Punjab opposes centre’s move on new crime law

New Delhi: Opposing the union government’s move to introduce a new law and procedure of investigation in crimes that may have national or international ramifications, the Punjab government Monday termed it as an “encroachment upon the authority of the state governments”.

Punjab Deputy Chief Minister Sukhbir Singh Badal, while addressing the conference of chief ministers on police reforms here, said such a move would not only harm policing but would also impact national interest.

He said that instead of enacting a new law, massive funding was required to control crimes which have inter-state and national ramifications. He said the union government should provide adequate funds for tackling crime.

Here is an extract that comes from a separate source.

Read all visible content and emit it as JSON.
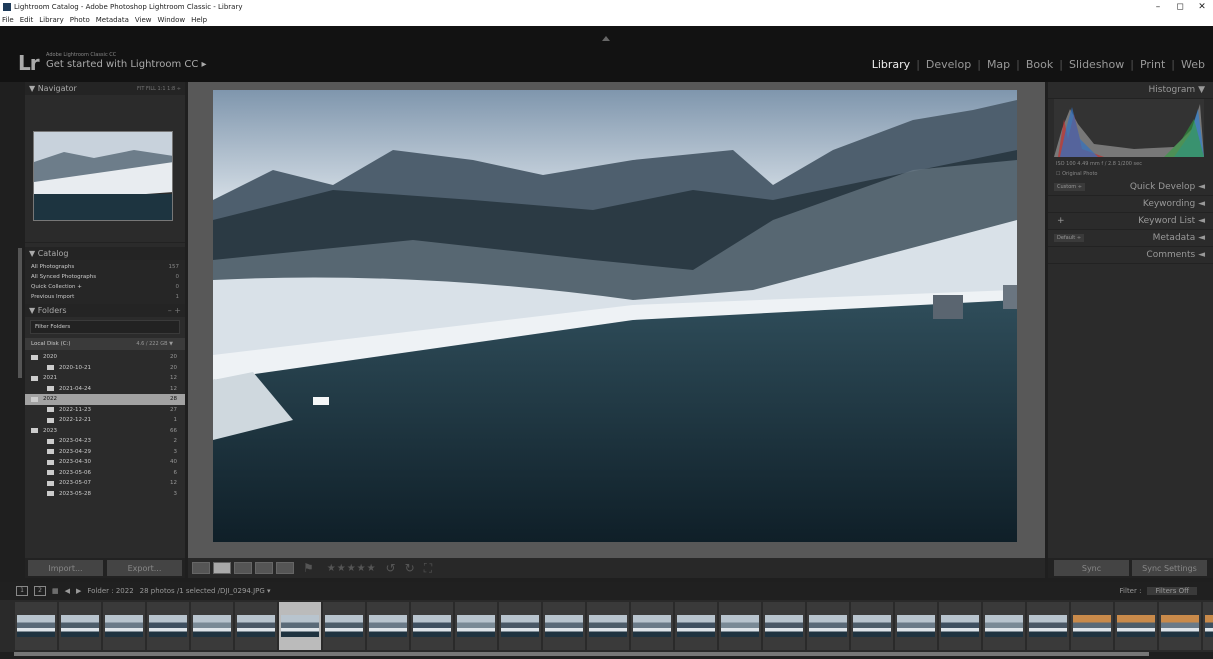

Badal said India must learn a lesson from the US, which clamped down hard after the one and only terrorist attack in New York in 2001.

“In contrast, our funding to control serious crime is virtually non-existent and whatever meagre funds we are provided, they are spread thinly for years. The government of India used to provide 75 percent of funds for police modernisation. It has been reduced to 60 percent now,” Badal said.

Welcoming the report of the Administrative Reforms Commission (ARC), Badal said that while implementing these recommendations, there should be no deviation from the constitutional provision that makes maintenance of law and order a state subject.

Describing Punjab as a pioneer state in implementing administrative reforms, especially in police, Badal said Punjab was the first state to introduce accountability in enacting the Right to Service Act. The act covers over 84 services, and is now being replicated by the union government for some services.